I’ve always considered this episode a bit unspectacular, a bit of a misfire as an attempt at a mid-series “opener”. I’ve had to somewhat reevaluate this impression after this viewing. Although the episode has many problems and is far from perfect, there’s also a lot to like in there. Far from being a story about knocking off Hitler, this episode resolves the burning question about Amy and Rory’s daughter, i.e. River Song, hanging over from A Good Man Goes to War. It’s substantially a story with little in the way of plot, except concerning River’s attempted assassination of the Doctor. Maybe this is my main scruple with the episode. Without an actual story anchoring the episode, it all feels a bit messy and uncoordinated. I appreciate the revelations about River Song/Mels, and the arc development concerning the Silence’s conspiracy to kill the Doctor, and River’s role therein, but I find hard to look past how disjointed and poorly choreographed this episode feels.
Let’s talk about River, though. The “River” we see at the beginning of the episode, the delinquent Mels, is different from the River we know and love. Both River and Mels are “bad girls” with a rebellious streak, but unlike River’s misbehaviour, there’s no method to Mels’ madness, no purpose to her anarchy. Perhaps that reflects the subsequent influence of the Doctor over River? Mels was raised by a cult to be a psychopath with the sole purpose of killing the Doctor—it’s no wonder she was perennially in trouble with authority. Mels is portrayed as a delightfully diabolical woman; this was particularly apparent to me when the Doctor first realised he’d been poisoned, and his body had begun to give way, and Mels merely stood there smiling wickedly… before proceeding to terrorise the people of Berlin. But right at the end, with the Doctor on his deathbed, she becomes the River Song we recognise, giving him her regeneration energy to save his life. “Hello, sweetie.” It’s a beautiful moment. Alex Kingston was enjoyable to watch; she carried out really well both the comical (“So I was on my way to this gay Gypsy bar-mitzvah…”) and the more villainous stuff that she obviously had riveting fun playing, but also the more emotive and agonised material near the end.
The last fifteen minutes or so of this episode, in general, redeem it in my estimation. While the first half hour was messy and over-pitched, the final third was close to sublime, beginning with the Doctor struggling to hold onto life in the TARDIS, arguing with the TARDIS’s voice interface, successively taking the forms of himself, Rose, Martha, Donna and finally little Amelia Pond. The Doctor’s argument with voice-interface Pond was funny while it lasted, but also touching that Amelia Pond’s hologram’s utterance “fish fingers and custard” roused the Doctor into action. So was it also touching watching the Doctor, dying and weakening by the second, trying to force himself to save his friends, and River. Matt Smith conveyed powerfully the physical and emotional turmoil the Doctor was in as he tried in vain to struggle through his impending death to help his best friends. Supremely selfless, even at the point of death. And I’m as moved by the resolution to this episode as much as anyone: the beginning of River Song, when she rejects her conditioning and selflessly delivers the Doctor from death.

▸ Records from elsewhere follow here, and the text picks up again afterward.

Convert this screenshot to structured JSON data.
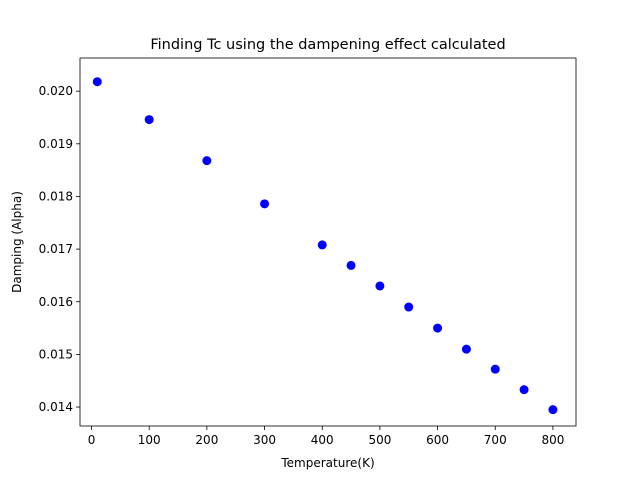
{
  "chart_data": {
    "type": "scatter",
    "title": "Finding Tc using the dampening effect calculated",
    "xlabel": "Temperature(K)",
    "ylabel": "Damping (Alpha)",
    "xlim": [
      -20,
      840
    ],
    "ylim": [
      0.01364,
      0.02063
    ],
    "x_ticks": [
      0,
      100,
      200,
      300,
      400,
      500,
      600,
      700,
      800
    ],
    "y_ticks": [
      0.014,
      0.015,
      0.016,
      0.017,
      0.018,
      0.019,
      0.02
    ],
    "x_tick_labels": [
      "0",
      "100",
      "200",
      "300",
      "400",
      "500",
      "600",
      "700",
      "800"
    ],
    "y_tick_labels": [
      "0.014",
      "0.015",
      "0.016",
      "0.017",
      "0.018",
      "0.019",
      "0.020"
    ],
    "grid": false,
    "series": [
      {
        "color": "#0000ff",
        "marker": "circle",
        "x": [
          10,
          100,
          200,
          300,
          400,
          450,
          500,
          550,
          600,
          650,
          700,
          750,
          800
        ],
        "y": [
          0.02018,
          0.01946,
          0.01868,
          0.01786,
          0.01708,
          0.01669,
          0.0163,
          0.0159,
          0.0155,
          0.0151,
          0.01472,
          0.01433,
          0.01395
        ]
      }
    ]
  }
}
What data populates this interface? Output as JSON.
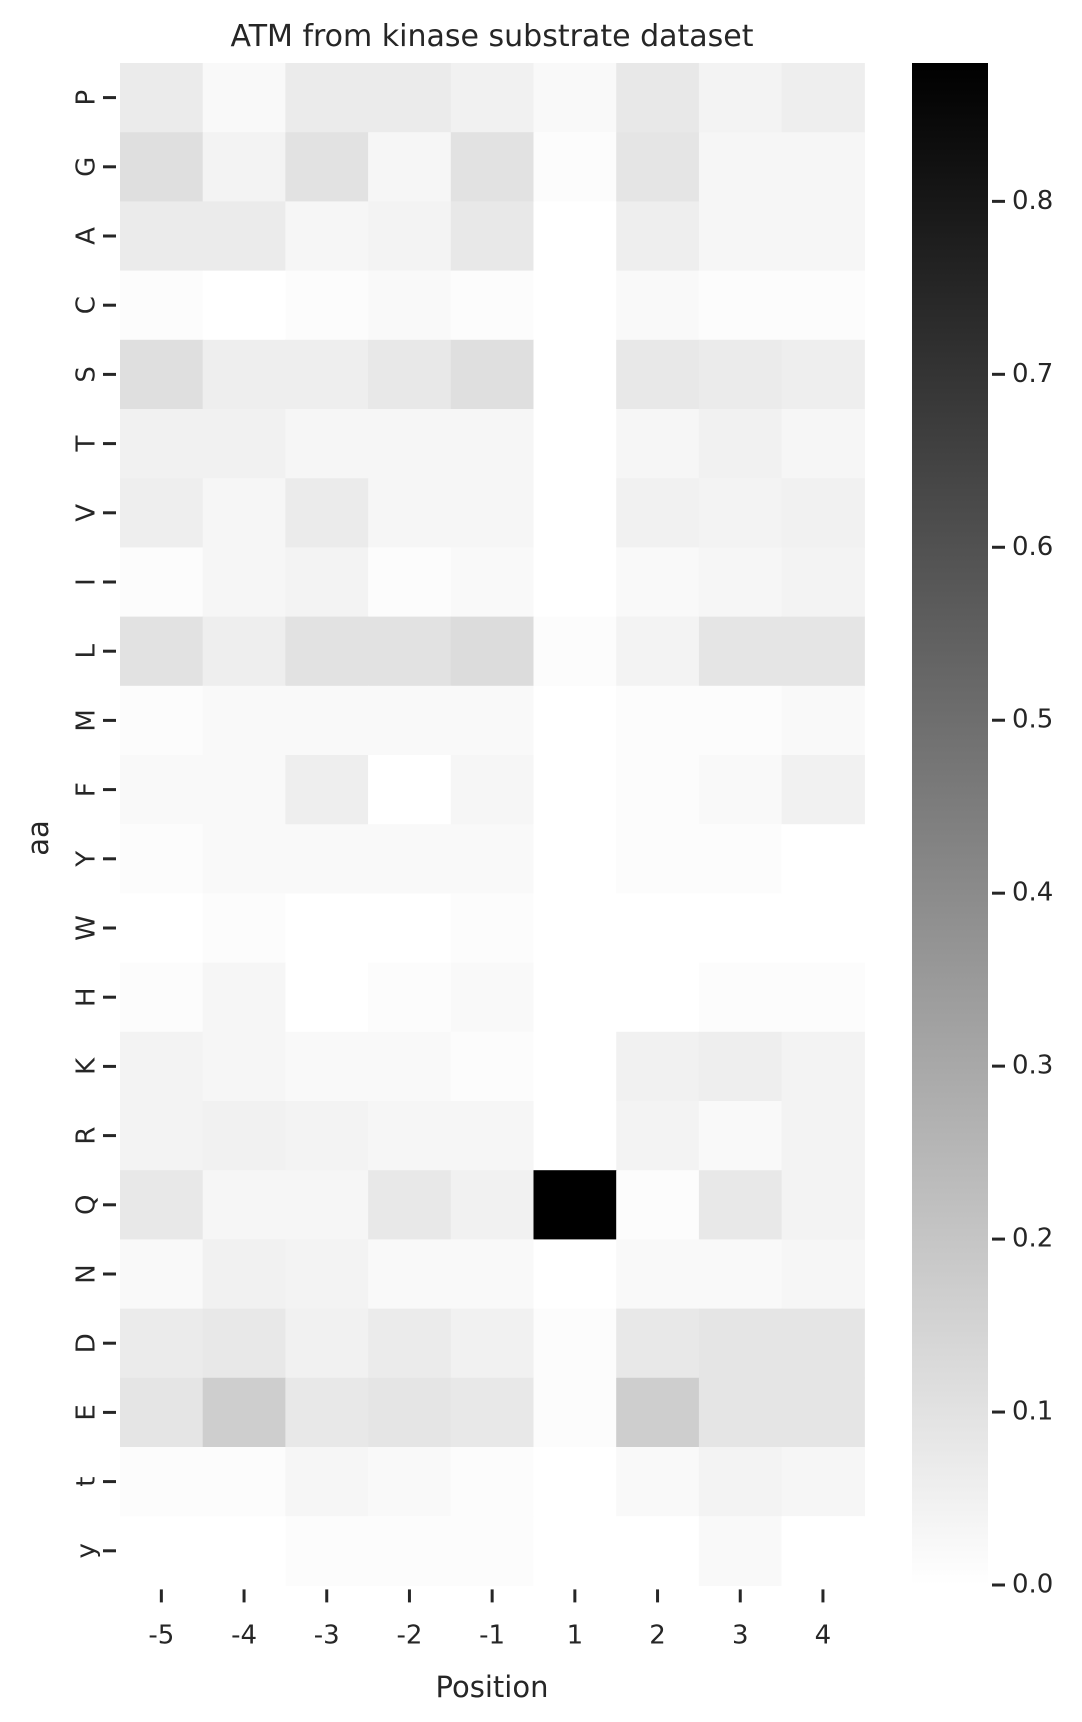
{
  "chart_data": {
    "type": "heatmap",
    "title": "ATM from kinase substrate dataset",
    "xlabel": "Position",
    "ylabel": "aa",
    "x_categories": [
      "-5",
      "-4",
      "-3",
      "-2",
      "-1",
      "1",
      "2",
      "3",
      "4"
    ],
    "y_categories": [
      "P",
      "G",
      "A",
      "C",
      "S",
      "T",
      "V",
      "I",
      "L",
      "M",
      "F",
      "Y",
      "W",
      "H",
      "K",
      "R",
      "Q",
      "N",
      "D",
      "E",
      "t",
      "y"
    ],
    "values": [
      [
        0.07,
        0.02,
        0.07,
        0.07,
        0.05,
        0.02,
        0.08,
        0.04,
        0.06
      ],
      [
        0.11,
        0.04,
        0.1,
        0.03,
        0.1,
        0.01,
        0.09,
        0.03,
        0.03
      ],
      [
        0.07,
        0.07,
        0.03,
        0.04,
        0.08,
        0.0,
        0.06,
        0.03,
        0.03
      ],
      [
        0.01,
        0.0,
        0.01,
        0.02,
        0.01,
        0.0,
        0.02,
        0.01,
        0.01
      ],
      [
        0.11,
        0.06,
        0.06,
        0.08,
        0.11,
        0.0,
        0.08,
        0.07,
        0.06
      ],
      [
        0.05,
        0.05,
        0.03,
        0.03,
        0.03,
        0.0,
        0.03,
        0.05,
        0.03
      ],
      [
        0.06,
        0.03,
        0.07,
        0.03,
        0.03,
        0.0,
        0.05,
        0.04,
        0.05
      ],
      [
        0.01,
        0.03,
        0.04,
        0.01,
        0.02,
        0.0,
        0.02,
        0.03,
        0.04
      ],
      [
        0.1,
        0.06,
        0.1,
        0.1,
        0.12,
        0.01,
        0.04,
        0.09,
        0.09
      ],
      [
        0.01,
        0.02,
        0.02,
        0.02,
        0.02,
        0.0,
        0.01,
        0.01,
        0.02
      ],
      [
        0.02,
        0.02,
        0.06,
        0.0,
        0.03,
        0.0,
        0.01,
        0.02,
        0.05
      ],
      [
        0.01,
        0.02,
        0.02,
        0.02,
        0.02,
        0.0,
        0.01,
        0.01,
        0.0
      ],
      [
        0.0,
        0.01,
        0.0,
        0.0,
        0.01,
        0.0,
        0.0,
        0.0,
        0.0
      ],
      [
        0.01,
        0.03,
        0.0,
        0.01,
        0.02,
        0.0,
        0.0,
        0.01,
        0.01
      ],
      [
        0.04,
        0.03,
        0.02,
        0.02,
        0.01,
        0.0,
        0.05,
        0.06,
        0.04
      ],
      [
        0.04,
        0.05,
        0.04,
        0.03,
        0.03,
        0.0,
        0.04,
        0.02,
        0.04
      ],
      [
        0.08,
        0.03,
        0.03,
        0.08,
        0.05,
        0.88,
        0.01,
        0.08,
        0.04
      ],
      [
        0.02,
        0.05,
        0.04,
        0.02,
        0.02,
        0.0,
        0.02,
        0.02,
        0.03
      ],
      [
        0.07,
        0.08,
        0.05,
        0.07,
        0.05,
        0.01,
        0.08,
        0.09,
        0.09
      ],
      [
        0.09,
        0.17,
        0.08,
        0.09,
        0.08,
        0.01,
        0.17,
        0.09,
        0.09
      ],
      [
        0.01,
        0.01,
        0.03,
        0.02,
        0.01,
        0.0,
        0.02,
        0.04,
        0.03
      ],
      [
        0.0,
        0.0,
        0.01,
        0.01,
        0.01,
        0.0,
        0.0,
        0.02,
        0.0
      ]
    ],
    "colormap": [
      "#ffffff",
      "#000000"
    ],
    "colorbar": {
      "range": [
        0.0,
        0.88
      ],
      "ticks": [
        0.0,
        0.1,
        0.2,
        0.3,
        0.4,
        0.5,
        0.6,
        0.7,
        0.8
      ],
      "tick_labels": [
        "0.0",
        "0.1",
        "0.2",
        "0.3",
        "0.4",
        "0.5",
        "0.6",
        "0.7",
        "0.8"
      ]
    },
    "grid": false
  }
}
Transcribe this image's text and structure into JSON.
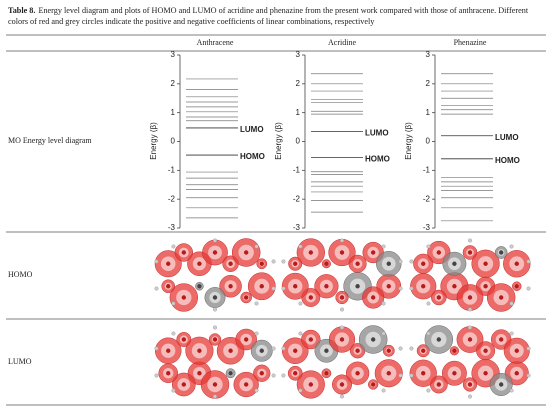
{
  "caption": {
    "label": "Table 8.",
    "text": "Energy level diagram and plots of HOMO and LUMO of acridine and phenazine from the present work compared with those of anthracene. Different colors of red and grey circles indicate the positive and negative coefficients of linear combinations, respectively"
  },
  "columns": [
    "Anthracene",
    "Acridine",
    "Phenazine"
  ],
  "rows": [
    {
      "label": "MO Energy level diagram"
    },
    {
      "label": "HOMO"
    },
    {
      "label": "LUMO"
    }
  ],
  "energy_diagrams": {
    "axis_label": "Energy (β)",
    "ylim": [
      -3,
      3
    ],
    "yticks": [
      -3,
      -2,
      -1,
      0,
      1,
      2,
      3
    ],
    "lumo_label": "LUMO",
    "homo_label": "HOMO",
    "molecules": [
      {
        "levels": [
          2.17,
          1.8,
          1.55,
          1.37,
          1.2,
          1.03,
          0.85,
          0.72,
          -1.06,
          -1.27,
          -1.5,
          -1.67,
          -1.95,
          -2.3,
          -2.65
        ],
        "lumo": 0.47,
        "homo": -0.47
      },
      {
        "levels": [
          2.35,
          2.0,
          1.75,
          1.45,
          1.35,
          1.05,
          0.95,
          -1.05,
          -1.15,
          -1.4,
          -1.55,
          -1.75,
          -2.05,
          -2.45
        ],
        "lumo": 0.35,
        "homo": -0.55
      },
      {
        "levels": [
          2.35,
          2.0,
          1.75,
          1.5,
          1.25,
          1.1,
          0.95,
          -1.25,
          -1.4,
          -1.55,
          -1.7,
          -1.95,
          -2.3,
          -2.75
        ],
        "lumo": 0.2,
        "homo": -0.6
      }
    ]
  }
}
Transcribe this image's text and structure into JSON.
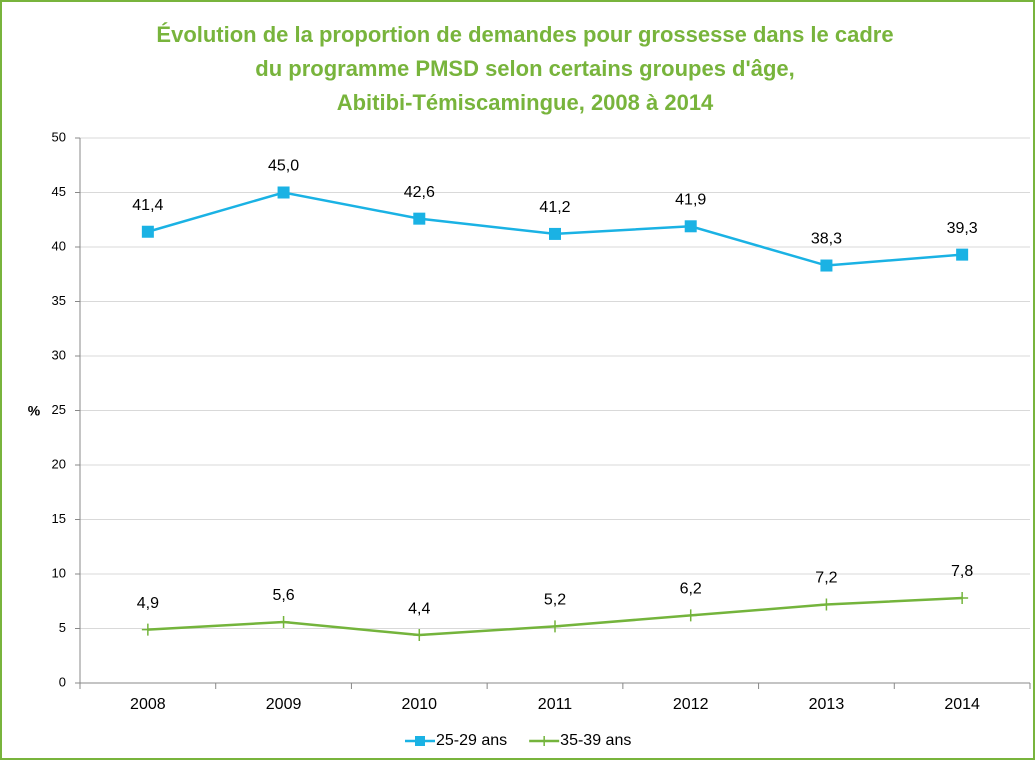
{
  "chart_data": {
    "type": "line",
    "title": [
      "Évolution de la proportion de demandes pour grossesse dans le cadre",
      "du programme PMSD selon certains groupes d'âge,",
      "Abitibi-Témiscamingue, 2008 à 2014"
    ],
    "y_label": "%",
    "categories": [
      "2008",
      "2009",
      "2010",
      "2011",
      "2012",
      "2013",
      "2014"
    ],
    "series": [
      {
        "name": "25-29 ans",
        "color": "#1ab2e4",
        "marker": "square",
        "values": [
          41.4,
          45.0,
          42.6,
          41.2,
          41.9,
          38.3,
          39.3
        ],
        "value_labels": [
          "41,4",
          "45,0",
          "42,6",
          "41,2",
          "41,9",
          "38,3",
          "39,3"
        ]
      },
      {
        "name": "35-39 ans",
        "color": "#74b43c",
        "marker": "plus",
        "values": [
          4.9,
          5.6,
          4.4,
          5.2,
          6.2,
          7.2,
          7.8
        ],
        "value_labels": [
          "4,9",
          "5,6",
          "4,4",
          "5,2",
          "6,2",
          "7,2",
          "7,8"
        ]
      }
    ],
    "ylim": [
      0,
      50
    ],
    "yticks": [
      0,
      5,
      10,
      15,
      20,
      25,
      30,
      35,
      40,
      45,
      50
    ],
    "grid": true,
    "legend": "bottom"
  }
}
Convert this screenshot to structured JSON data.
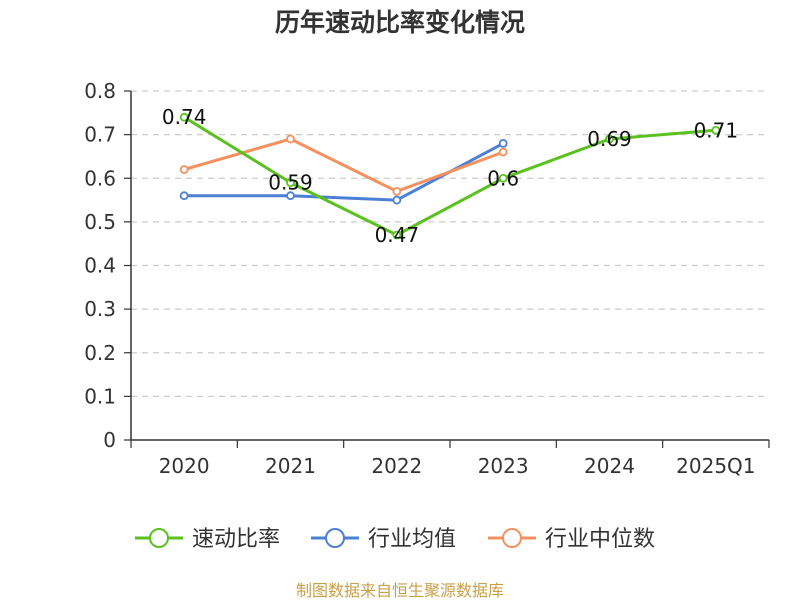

Some final thoughts. I thought the story of Mels’ growing up with Amy and Rory was charming. Especially the moment we see Amy and Rory get together. Too cute. Rory himself was written well in this episode. He’s steadily becoming less of the wimp he was when we first met him, and more of a brave action man. Marriage apparently suits him. Although, as I said, the episode is not without its very visible problems, the last fifteen minutes are exceptional, absorbing viewing, and effectively redeem the episode in my eyes. That raises out the company of “meh” episodes and into that of “good” episodes, in my book.